Chief officers also found the operation taxing. Still, it allowed them to handle a fire of a magnitude that many may never face in their careers. Murray found that commanders also needed observation. "It was easy to get overwhelmed. You had to keep a strong command presence to prevent from being swept away," he said.

Beyond the benefits to firefighters and commanders, heavy media participation guaranteed exposure for the event. Television crews accompanied firefighters upstairs and observed fires being set. Cameras captured involvement and heavy smoke channeling down corridors.

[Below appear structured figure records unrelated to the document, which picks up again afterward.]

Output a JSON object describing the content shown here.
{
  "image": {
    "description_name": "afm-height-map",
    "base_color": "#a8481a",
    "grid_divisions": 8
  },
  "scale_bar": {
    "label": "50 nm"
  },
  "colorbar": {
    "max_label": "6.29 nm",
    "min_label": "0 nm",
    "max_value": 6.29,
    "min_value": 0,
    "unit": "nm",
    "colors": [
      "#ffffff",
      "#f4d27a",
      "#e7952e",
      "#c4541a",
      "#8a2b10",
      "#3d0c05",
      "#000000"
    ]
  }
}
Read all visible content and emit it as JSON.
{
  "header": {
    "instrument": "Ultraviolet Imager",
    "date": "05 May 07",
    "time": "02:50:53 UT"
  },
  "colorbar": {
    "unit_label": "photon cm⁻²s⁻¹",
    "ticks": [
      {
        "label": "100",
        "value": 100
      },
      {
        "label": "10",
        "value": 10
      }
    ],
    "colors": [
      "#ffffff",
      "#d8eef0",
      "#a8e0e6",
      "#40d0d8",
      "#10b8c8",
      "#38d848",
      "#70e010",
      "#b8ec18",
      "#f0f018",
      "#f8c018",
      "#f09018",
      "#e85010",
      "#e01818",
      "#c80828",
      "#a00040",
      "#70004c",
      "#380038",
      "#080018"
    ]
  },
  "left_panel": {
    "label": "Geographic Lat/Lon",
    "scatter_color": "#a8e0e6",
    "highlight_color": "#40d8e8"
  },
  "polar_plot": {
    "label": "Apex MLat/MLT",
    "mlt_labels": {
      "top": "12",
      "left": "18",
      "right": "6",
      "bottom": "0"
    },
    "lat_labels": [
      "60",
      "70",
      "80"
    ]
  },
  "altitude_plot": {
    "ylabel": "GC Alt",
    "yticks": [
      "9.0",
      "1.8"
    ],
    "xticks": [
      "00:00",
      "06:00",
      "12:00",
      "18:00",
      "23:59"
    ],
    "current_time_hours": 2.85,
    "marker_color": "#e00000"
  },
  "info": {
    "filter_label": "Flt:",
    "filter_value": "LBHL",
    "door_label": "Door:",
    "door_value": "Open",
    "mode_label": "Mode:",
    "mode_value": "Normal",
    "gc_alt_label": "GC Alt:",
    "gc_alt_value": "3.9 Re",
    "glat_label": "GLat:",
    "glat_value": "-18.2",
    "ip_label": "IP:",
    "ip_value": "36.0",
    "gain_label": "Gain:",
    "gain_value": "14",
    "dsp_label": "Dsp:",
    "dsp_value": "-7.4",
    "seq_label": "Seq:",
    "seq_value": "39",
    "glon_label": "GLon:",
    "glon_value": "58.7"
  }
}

Hubbard, who is director of public affairs, escorted the media and learned that they did not expect what occurred. "It was immediately clear that they misunderstood the true effects of fire," he said.

News crews set up about five units from the fire room and watched smoke belch from the room. As fire broke into the hallway, media members crouched to their knees. "They began feeling the heat and started coughing and gagging," recalled Hubbard. "You could hear the fear in their voices as they retreated to the stairwell. This wasn't the way Hollywood portrays fire situations."

With the fire progressing, media crews were taken to a balcony below the fire floor to observe responding apparatus and how tactics unfolded. Several broadcast the event "live" on newscasts.

Baltimore County's project was not only successful because of the newfound experience and lessons learned officials are particularly happy that with 700 firefighters operating on the scene, not one injury occurred. They plan to use other unique structures for training this fall when they practice collapse rescue skills at a warehouse slated for demolition. The large, open spaces will offer another opportunity for safe, monitored instruction. A two-story vacant elementary school is also on the menu.

"It's hard to get these specialized structures," Hubbard said, "so we feel it's been quite a good year for training."


Joseph Louderback, a Firehouse® contributing editor, is a member of the Milmont Fire Company in Milmont Park, PA.